Overbond uses a secure, durable technology infrastructure with industry-recognized certifications and audits: ISO 27001, FISMA Moderate, and SOC and SOC 2 audit reports. Even some of the most data-sensitive governmental departments have data in the cloud. The cloud allows them to maintain their compliance requirements with ease.
Overbond’s cloud infrastructure ensures highest availability and performance with multiple Availability Zones and data centres within each Amazon Web Services Region. Availability Zones are connected to each other with fast, private, fiber-optic networking, enabling Overbond to architect applications that automatically fail-over between Availability Zones all without interruptions.
Overbond’s cloud infrastructure uses built-in antivirus and anti-malware detection on all environments using industry certified tools to ensure a stable environment. Overbond's systems are designed with defined and isolated user permission settings while logical data isolation ensures all data remains accessible only to intended permission holders. Amazon Web Services provides technologies such as auto scaling, Amazon CloudFront and Amazon Route 53 to mitigate Distributed Denial of Service attacks.
Overbond's platform employs multiple enterprise level software development processes, including rigorous code-level inspection of all software delivered to our clients. In doing so, we ensure that Overbond is secure and adheres to rules and regulations in every jurisdiction where we operate. Overbond enforces complex password policy to ensure extra layers of security. All passwords are stored in hashed formats and never stored in clear text. Failed user authentication attempts will be monitored and may trigger user account lockout and/or investigation.
Overbond ensures user verification by limiting organization account access to be initiated only by Overbond’s security personnel. In addition, individual user account permission is granted only by authorized organization user(s).

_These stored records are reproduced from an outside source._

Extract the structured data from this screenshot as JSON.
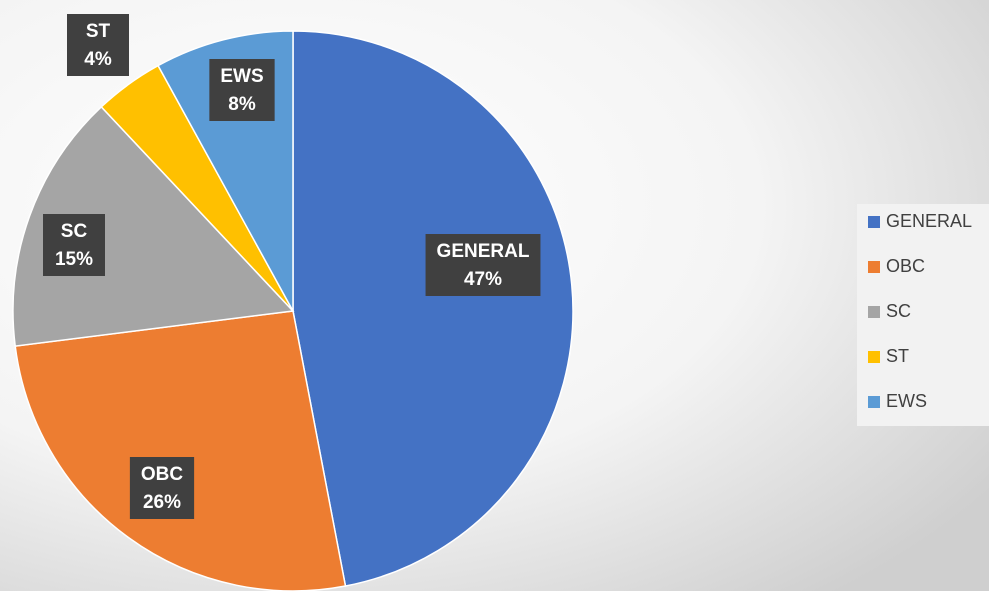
{
  "chart_data": {
    "type": "pie",
    "categories": [
      "GENERAL",
      "OBC",
      "SC",
      "ST",
      "EWS"
    ],
    "values": [
      47,
      26,
      15,
      4,
      8
    ],
    "value_labels": [
      "47%",
      "26%",
      "15%",
      "4%",
      "8%"
    ],
    "colors": [
      "#4472c4",
      "#ed7d31",
      "#a5a5a5",
      "#ffc000",
      "#5b9bd5"
    ],
    "legend": "right"
  }
}
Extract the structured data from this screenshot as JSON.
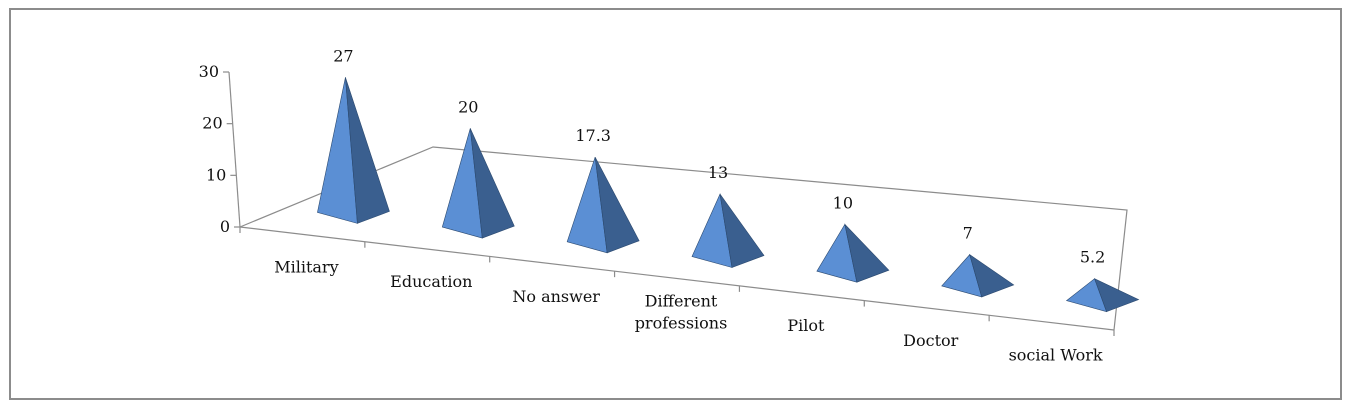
{
  "chart_data": {
    "type": "bar",
    "style": "3d-pyramid",
    "categories": [
      "Military",
      "Education",
      "No answer",
      "Different professions",
      "Pilot",
      "Doctor",
      "social Work"
    ],
    "category_lines": [
      [
        "Military"
      ],
      [
        "Education"
      ],
      [
        "No answer"
      ],
      [
        "Different",
        "professions"
      ],
      [
        "Pilot"
      ],
      [
        "Doctor"
      ],
      [
        "social Work"
      ]
    ],
    "values": [
      27,
      20,
      17.3,
      13,
      10,
      7,
      5.2
    ],
    "value_labels": [
      "27",
      "20",
      "17.3",
      "13",
      "10",
      "7",
      "5.2"
    ],
    "yticks": [
      "0",
      "10",
      "20",
      "30"
    ],
    "ylim": [
      0,
      30
    ],
    "title": "",
    "xlabel": "",
    "ylabel": "",
    "grid": false,
    "legend": "none",
    "colors": {
      "face_light": "#5b8fd4",
      "face_dark": "#3a5f8f",
      "edge": "#2c4a70",
      "axis": "#8c8c8c"
    }
  }
}
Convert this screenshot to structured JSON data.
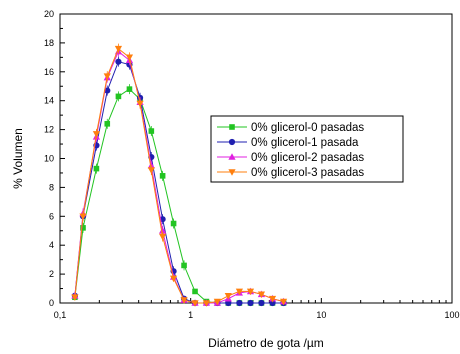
{
  "chart_data": {
    "type": "line",
    "xlabel": "Diámetro de gota /µm",
    "ylabel": "% Volumen",
    "xscale": "log",
    "xlim": [
      0.1,
      100
    ],
    "ylim": [
      0,
      20
    ],
    "x_ticks": [
      0.1,
      1,
      10,
      100
    ],
    "x_tick_labels": [
      "0,1",
      "1",
      "10",
      "100"
    ],
    "y_ticks": [
      0,
      2,
      4,
      6,
      8,
      10,
      12,
      14,
      16,
      18,
      20
    ],
    "y_tick_labels": [
      "0",
      "2",
      "4",
      "6",
      "8",
      "10",
      "12",
      "14",
      "16",
      "18",
      "20"
    ],
    "grid": false,
    "legend_position": "center-right",
    "x": [
      0.13,
      0.15,
      0.19,
      0.23,
      0.28,
      0.34,
      0.41,
      0.5,
      0.61,
      0.74,
      0.89,
      1.08,
      1.32,
      1.6,
      1.94,
      2.36,
      2.87,
      3.48,
      4.23,
      5.14
    ],
    "series": [
      {
        "name": "0% glicerol-0 pasadas",
        "color": "#22c422",
        "marker": "square",
        "values": [
          0.4,
          5.2,
          9.3,
          12.4,
          14.3,
          14.8,
          14.1,
          11.9,
          8.8,
          5.5,
          2.6,
          0.8,
          0.1,
          0,
          0,
          0,
          0,
          0,
          0,
          0
        ]
      },
      {
        "name": "0% glicerol-1 pasada",
        "color": "#1f1fb0",
        "marker": "circle",
        "values": [
          0.5,
          6.0,
          10.9,
          14.7,
          16.7,
          16.5,
          14.2,
          10.1,
          5.8,
          2.2,
          0.3,
          0,
          0,
          0,
          0,
          0,
          0,
          0,
          0,
          0
        ]
      },
      {
        "name": "0% glicerol-2 pasadas",
        "color": "#e020e0",
        "marker": "triangle-up",
        "values": [
          0.5,
          6.2,
          11.5,
          15.6,
          17.4,
          16.8,
          13.9,
          9.5,
          5.0,
          1.8,
          0.2,
          0,
          0,
          0,
          0.3,
          0.7,
          0.8,
          0.6,
          0.3,
          0.1
        ]
      },
      {
        "name": "0% glicerol-3 pasadas",
        "color": "#ff7f0e",
        "marker": "triangle-down",
        "values": [
          0.4,
          6.0,
          11.7,
          15.7,
          17.6,
          17.0,
          13.8,
          9.2,
          4.6,
          1.7,
          0.2,
          0,
          0,
          0.1,
          0.5,
          0.8,
          0.8,
          0.6,
          0.3,
          0.1
        ]
      }
    ]
  }
}
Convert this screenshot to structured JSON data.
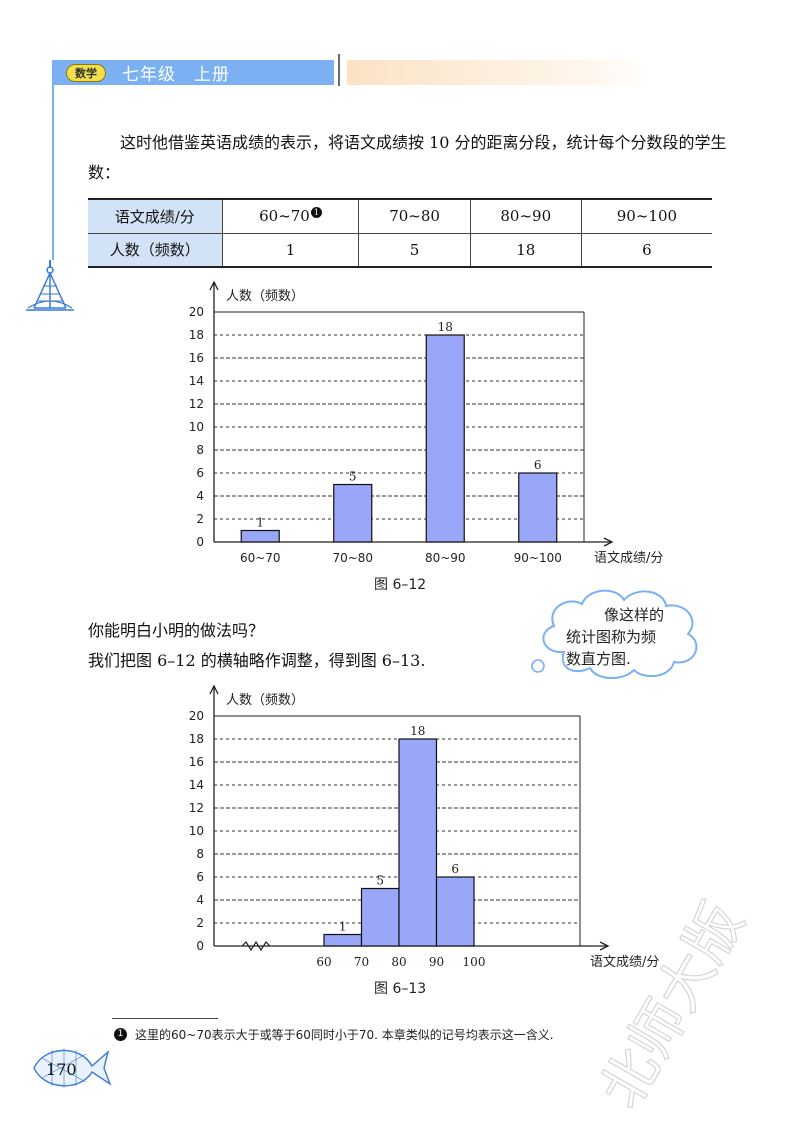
{
  "header": {
    "badge": "数学",
    "title": "七年级　上册"
  },
  "text": {
    "para1": "这时他借鉴英语成绩的表示，将语文成绩按 10 分的距离分段，统计每个分数段的学生数：",
    "para2": "你能明白小明的做法吗？",
    "para3": "我们把图 6–12 的横轴略作调整，得到图 6–13."
  },
  "table": {
    "row_headers": [
      "语文成绩/分",
      "人数（频数）"
    ],
    "columns": [
      "60~70",
      "70~80",
      "80~90",
      "90~100"
    ],
    "values": [
      "1",
      "5",
      "18",
      "6"
    ],
    "footnote_marker": "1"
  },
  "cloud": {
    "lines": [
      "像这样的",
      "统计图称为频",
      "数直方图."
    ]
  },
  "figure1": {
    "caption": "图 6–12"
  },
  "figure2": {
    "caption": "图 6–13"
  },
  "footnote": {
    "marker": "1",
    "text": "这里的60~70表示大于或等于60同时小于70. 本章类似的记号均表示这一含义."
  },
  "page_number": "170",
  "watermark": "北师大版",
  "colors": {
    "bar_fill": "#9aa6f7",
    "header_bar": "#7bb1f2",
    "table_header_bg": "#d3e3f7"
  },
  "chart_data": [
    {
      "type": "bar",
      "categories": [
        "60~70",
        "70~80",
        "80~90",
        "90~100"
      ],
      "values": [
        1,
        5,
        18,
        6
      ],
      "ylabel": "人数（频数）",
      "xlabel": "语文成绩/分",
      "ylim": [
        0,
        20
      ],
      "yticks": [
        0,
        2,
        4,
        6,
        8,
        10,
        12,
        14,
        16,
        18,
        20
      ],
      "grid": true
    },
    {
      "type": "bar",
      "bins": [
        [
          60,
          70
        ],
        [
          70,
          80
        ],
        [
          80,
          90
        ],
        [
          90,
          100
        ]
      ],
      "xticks": [
        "60",
        "70",
        "80",
        "90",
        "100"
      ],
      "values": [
        1,
        5,
        18,
        6
      ],
      "ylabel": "人数（频数）",
      "xlabel": "语文成绩/分",
      "ylim": [
        0,
        20
      ],
      "yticks": [
        0,
        2,
        4,
        6,
        8,
        10,
        12,
        14,
        16,
        18,
        20
      ],
      "grid": true
    }
  ]
}
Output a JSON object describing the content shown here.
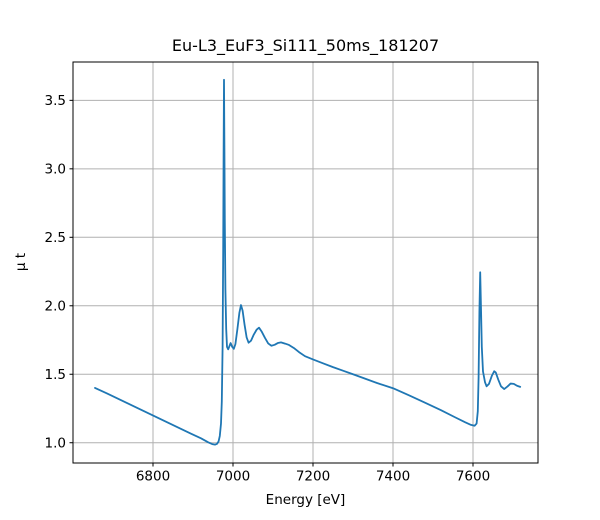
{
  "figure": {
    "background": "#ffffff"
  },
  "chart_data": {
    "type": "line",
    "title": "Eu-L3_EuF3_Si111_50ms_181207",
    "xlabel": "Energy [eV]",
    "ylabel": "μ t",
    "xlim": [
      6600,
      7762.5
    ],
    "ylim": [
      0.852,
      3.78
    ],
    "x_ticks": {
      "values": [
        6800,
        7000,
        7200,
        7400,
        7600
      ],
      "labels": [
        "6800",
        "7000",
        "7200",
        "7400",
        "7600"
      ]
    },
    "y_ticks": {
      "values": [
        1.0,
        1.5,
        2.0,
        2.5,
        3.0,
        3.5
      ],
      "labels": [
        "1.0",
        "1.5",
        "2.0",
        "2.5",
        "3.0",
        "3.5"
      ]
    },
    "grid": "on",
    "legend": "none",
    "colors": {
      "line": "#1f77b4",
      "grid": "#b0b0b0",
      "spine": "#000000",
      "text": "#000000",
      "background": "#ffffff"
    },
    "series": [
      {
        "name": "mu_t",
        "points": [
          [
            6655,
            1.4
          ],
          [
            6685,
            1.36
          ],
          [
            6715,
            1.318
          ],
          [
            6745,
            1.276
          ],
          [
            6775,
            1.234
          ],
          [
            6805,
            1.192
          ],
          [
            6835,
            1.15
          ],
          [
            6865,
            1.108
          ],
          [
            6895,
            1.066
          ],
          [
            6920,
            1.032
          ],
          [
            6938,
            1.003
          ],
          [
            6948,
            0.99
          ],
          [
            6955,
            0.986
          ],
          [
            6960,
            0.992
          ],
          [
            6964,
            1.01
          ],
          [
            6967,
            1.05
          ],
          [
            6970,
            1.14
          ],
          [
            6972,
            1.3
          ],
          [
            6974,
            1.7
          ],
          [
            6975.5,
            2.4
          ],
          [
            6976.5,
            3.1
          ],
          [
            6977.5,
            3.65
          ],
          [
            6978.5,
            3.17
          ],
          [
            6979.5,
            2.62
          ],
          [
            6981,
            2.12
          ],
          [
            6983,
            1.83
          ],
          [
            6985,
            1.7
          ],
          [
            6988,
            1.682
          ],
          [
            6991,
            1.705
          ],
          [
            6994,
            1.728
          ],
          [
            6998,
            1.7
          ],
          [
            7002,
            1.686
          ],
          [
            7006,
            1.72
          ],
          [
            7011,
            1.83
          ],
          [
            7016,
            1.95
          ],
          [
            7020,
            2.005
          ],
          [
            7024,
            1.965
          ],
          [
            7029,
            1.86
          ],
          [
            7034,
            1.77
          ],
          [
            7039,
            1.73
          ],
          [
            7045,
            1.745
          ],
          [
            7052,
            1.79
          ],
          [
            7059,
            1.825
          ],
          [
            7065,
            1.84
          ],
          [
            7072,
            1.81
          ],
          [
            7080,
            1.765
          ],
          [
            7088,
            1.725
          ],
          [
            7096,
            1.708
          ],
          [
            7104,
            1.715
          ],
          [
            7112,
            1.728
          ],
          [
            7120,
            1.733
          ],
          [
            7130,
            1.724
          ],
          [
            7140,
            1.714
          ],
          [
            7152,
            1.692
          ],
          [
            7165,
            1.662
          ],
          [
            7180,
            1.632
          ],
          [
            7200,
            1.608
          ],
          [
            7225,
            1.58
          ],
          [
            7250,
            1.552
          ],
          [
            7275,
            1.526
          ],
          [
            7300,
            1.5
          ],
          [
            7330,
            1.468
          ],
          [
            7360,
            1.436
          ],
          [
            7400,
            1.398
          ],
          [
            7440,
            1.346
          ],
          [
            7480,
            1.292
          ],
          [
            7520,
            1.238
          ],
          [
            7555,
            1.186
          ],
          [
            7580,
            1.15
          ],
          [
            7595,
            1.13
          ],
          [
            7604,
            1.124
          ],
          [
            7609,
            1.14
          ],
          [
            7612,
            1.23
          ],
          [
            7614,
            1.48
          ],
          [
            7616,
            1.95
          ],
          [
            7618,
            2.245
          ],
          [
            7620,
            1.98
          ],
          [
            7622,
            1.7
          ],
          [
            7625,
            1.52
          ],
          [
            7630,
            1.442
          ],
          [
            7634,
            1.412
          ],
          [
            7640,
            1.43
          ],
          [
            7647,
            1.488
          ],
          [
            7653,
            1.522
          ],
          [
            7657,
            1.512
          ],
          [
            7663,
            1.462
          ],
          [
            7670,
            1.412
          ],
          [
            7678,
            1.392
          ],
          [
            7686,
            1.41
          ],
          [
            7694,
            1.432
          ],
          [
            7702,
            1.43
          ],
          [
            7710,
            1.416
          ],
          [
            7718,
            1.408
          ]
        ]
      }
    ]
  }
}
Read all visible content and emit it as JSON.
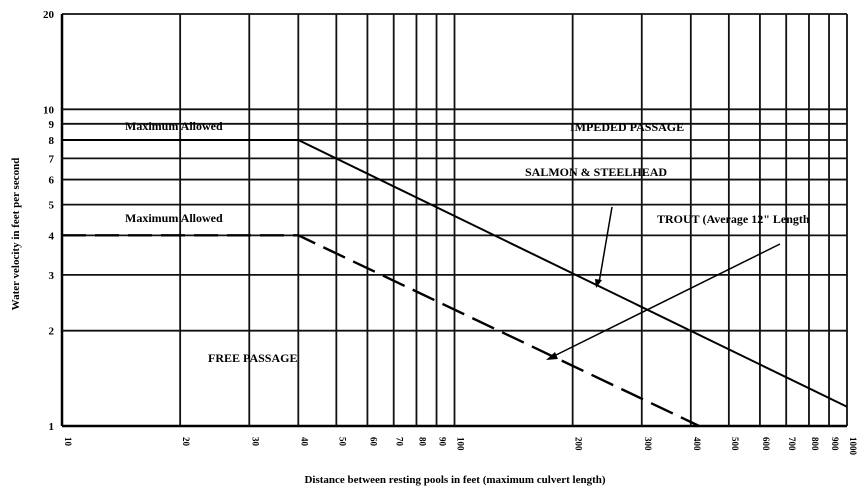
{
  "chart_data": {
    "type": "line",
    "title": "",
    "xlabel": "Distance between resting pools in feet  (maximum culvert length)",
    "ylabel": "Water velocity in feet per second",
    "x_scale": "log",
    "y_scale": "log",
    "xlim": [
      10,
      1000
    ],
    "ylim": [
      1,
      20
    ],
    "x_ticks": [
      10,
      20,
      30,
      40,
      50,
      60,
      70,
      80,
      90,
      100,
      200,
      300,
      400,
      500,
      600,
      700,
      800,
      900,
      1000
    ],
    "x_tick_labels": [
      "10",
      "20",
      "30",
      "40",
      "50",
      "60",
      "70",
      "80",
      "90",
      "100",
      "200",
      "300",
      "400",
      "500",
      "600",
      "700",
      "800",
      "900",
      "1000"
    ],
    "y_ticks": [
      1,
      2,
      3,
      4,
      5,
      6,
      7,
      8,
      9,
      10,
      20
    ],
    "y_tick_labels": [
      "1",
      "2",
      "3",
      "4",
      "5",
      "6",
      "7",
      "8",
      "9",
      "10",
      "20"
    ],
    "grid": true,
    "series": [
      {
        "x": [
          10,
          40,
          1000
        ],
        "y": [
          8,
          8,
          1.15
        ],
        "style": "solid"
      },
      {
        "x": [
          10,
          40,
          420
        ],
        "y": [
          4,
          4,
          1
        ],
        "style": "dashed"
      }
    ],
    "annotations": [
      {
        "id": "max_allowed_upper",
        "text": "Maximum Allowed"
      },
      {
        "id": "max_allowed_lower",
        "text": "Maximum Allowed"
      },
      {
        "id": "impeded",
        "text": "IMPEDED PASSAGE"
      },
      {
        "id": "salmon",
        "text": "SALMON & STEELHEAD"
      },
      {
        "id": "trout",
        "text": "TROUT (Average 12\" Length"
      },
      {
        "id": "free",
        "text": "FREE PASSAGE"
      }
    ]
  }
}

All new user requests are subject to a review process and are monitored by Overbond’s security team.
All data generated through the application is encrypted using industry leading techniques: built-in encryption, the connection uses TLS 1.2., encrypted and authenticated using AES_128_GCM and uses ECDHE_RSA as the key exchange mechanism. Secure Sockets Layer (SSL) and hardware-based cryptographic key storage.
All sensitive data is encrypted and stored offsite with access restricted by firewalls and access policies. Access to the data by personnel is monitored, auditable and is secured through multi-factor authentication and enforced by roles. Overbond’s support and security personnel go through thorough background checks.